Samuel describes, with wonderful anecdotes and supporting detail, a top-down organisation in which ultimate authority stemmed from the Comintern - the Communist International, firmly controlled by Stalin - and in which policies and strategies filtered down through the national executive to the rank and file.

He describes the rigidity of party discipline, quoting a worried letter sent in 1926 from the party secretary in St Pancras to the London District asking for advice: "... Mrs Kingston, although she has passed party training, and is therefore a full member of the party, does not accept the materialist conception of history, and she believes that communism is founded on idealism and not on materialism ... She is trying to form a group of people who think the same." The secretary had tried to reason with Mrs Kingston, but without success.
Communists were ambassadors for the party. So they were always soberly dressed and, according to Samuel, always sober, too. I wonder if he knew that the party leader, Harry Pollitt, loved his whisky, which was brought to him in a teacup whenever the abstemious Communist MP Willie Gallacher was present; or that the first chairman, Arthur MacManus, died young of alcoholism. MacManus had the honour of being buried in the walls of the Kremlin, the scene of many evenings when he out-drank even the hard-drinking Russians.

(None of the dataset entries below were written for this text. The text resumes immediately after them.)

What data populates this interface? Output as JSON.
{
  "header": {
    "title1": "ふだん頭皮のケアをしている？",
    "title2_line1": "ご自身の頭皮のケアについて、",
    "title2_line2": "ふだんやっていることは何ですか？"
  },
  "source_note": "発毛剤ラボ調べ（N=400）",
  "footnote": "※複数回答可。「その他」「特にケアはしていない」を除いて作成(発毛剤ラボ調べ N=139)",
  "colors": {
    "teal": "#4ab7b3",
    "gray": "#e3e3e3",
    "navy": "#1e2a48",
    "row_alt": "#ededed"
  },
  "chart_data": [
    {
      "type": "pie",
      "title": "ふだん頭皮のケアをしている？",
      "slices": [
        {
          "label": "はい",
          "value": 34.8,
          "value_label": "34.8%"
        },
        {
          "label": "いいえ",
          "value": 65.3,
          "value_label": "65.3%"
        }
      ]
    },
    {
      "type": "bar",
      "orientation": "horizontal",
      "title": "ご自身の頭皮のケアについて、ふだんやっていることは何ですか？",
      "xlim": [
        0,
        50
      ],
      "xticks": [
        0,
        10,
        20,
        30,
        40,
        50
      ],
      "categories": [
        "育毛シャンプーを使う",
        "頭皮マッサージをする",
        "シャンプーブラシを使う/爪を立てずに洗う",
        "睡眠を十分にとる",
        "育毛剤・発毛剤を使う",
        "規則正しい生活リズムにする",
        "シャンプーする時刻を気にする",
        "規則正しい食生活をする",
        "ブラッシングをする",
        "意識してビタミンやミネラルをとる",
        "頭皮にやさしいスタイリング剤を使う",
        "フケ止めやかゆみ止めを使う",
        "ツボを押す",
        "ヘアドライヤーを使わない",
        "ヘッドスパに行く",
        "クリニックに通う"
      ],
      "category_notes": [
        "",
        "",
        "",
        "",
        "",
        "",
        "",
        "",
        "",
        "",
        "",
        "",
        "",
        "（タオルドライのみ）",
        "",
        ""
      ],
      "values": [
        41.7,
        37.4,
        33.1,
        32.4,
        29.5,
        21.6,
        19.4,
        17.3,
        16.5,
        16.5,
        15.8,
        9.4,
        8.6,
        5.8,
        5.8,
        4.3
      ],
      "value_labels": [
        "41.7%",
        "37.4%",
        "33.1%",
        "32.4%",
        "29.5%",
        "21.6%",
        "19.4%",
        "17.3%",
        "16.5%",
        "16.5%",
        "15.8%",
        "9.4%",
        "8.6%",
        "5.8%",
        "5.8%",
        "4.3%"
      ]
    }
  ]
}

Fast-forward to the 1980s. Samuel's insights into the state of left-wing politics under Thatcher are some of the best things in this book, all the better for having been written at the time, not glimpsed through the prism of the new millennium.


The Communist party was by then divided into two warring camps, the old class warriors whom he remembered from his childhood, and the young men and women of Marxism Today. His sympathies were mostly with the old guard. He looked back on the ideologues of his childhood, not with the newly fashionable scorn, but with respect and affection. It was Marxism Today, he says, that reproduced the party's worst characteristics - its intolerance and ideological rigidity. "For the first time in its history the party is staging something approaching a full-scale purge. It is an odd way to celebrate the advent of pluralism," he writes.

The old guard talked of "correct politics". The Young Turks talked of "political correctness" (this was before every boring right-wing columnist tried to make himself interesting by saying he was "non-PC"). When correct politics clashed with political correctness, the explosion blew away the party of Samuel's youth. But you can't know the times without knowing the party, and Samuel makes a fascinating guide to it.



  • Francis Beckett's Stalin's British Victims is published by Sutton.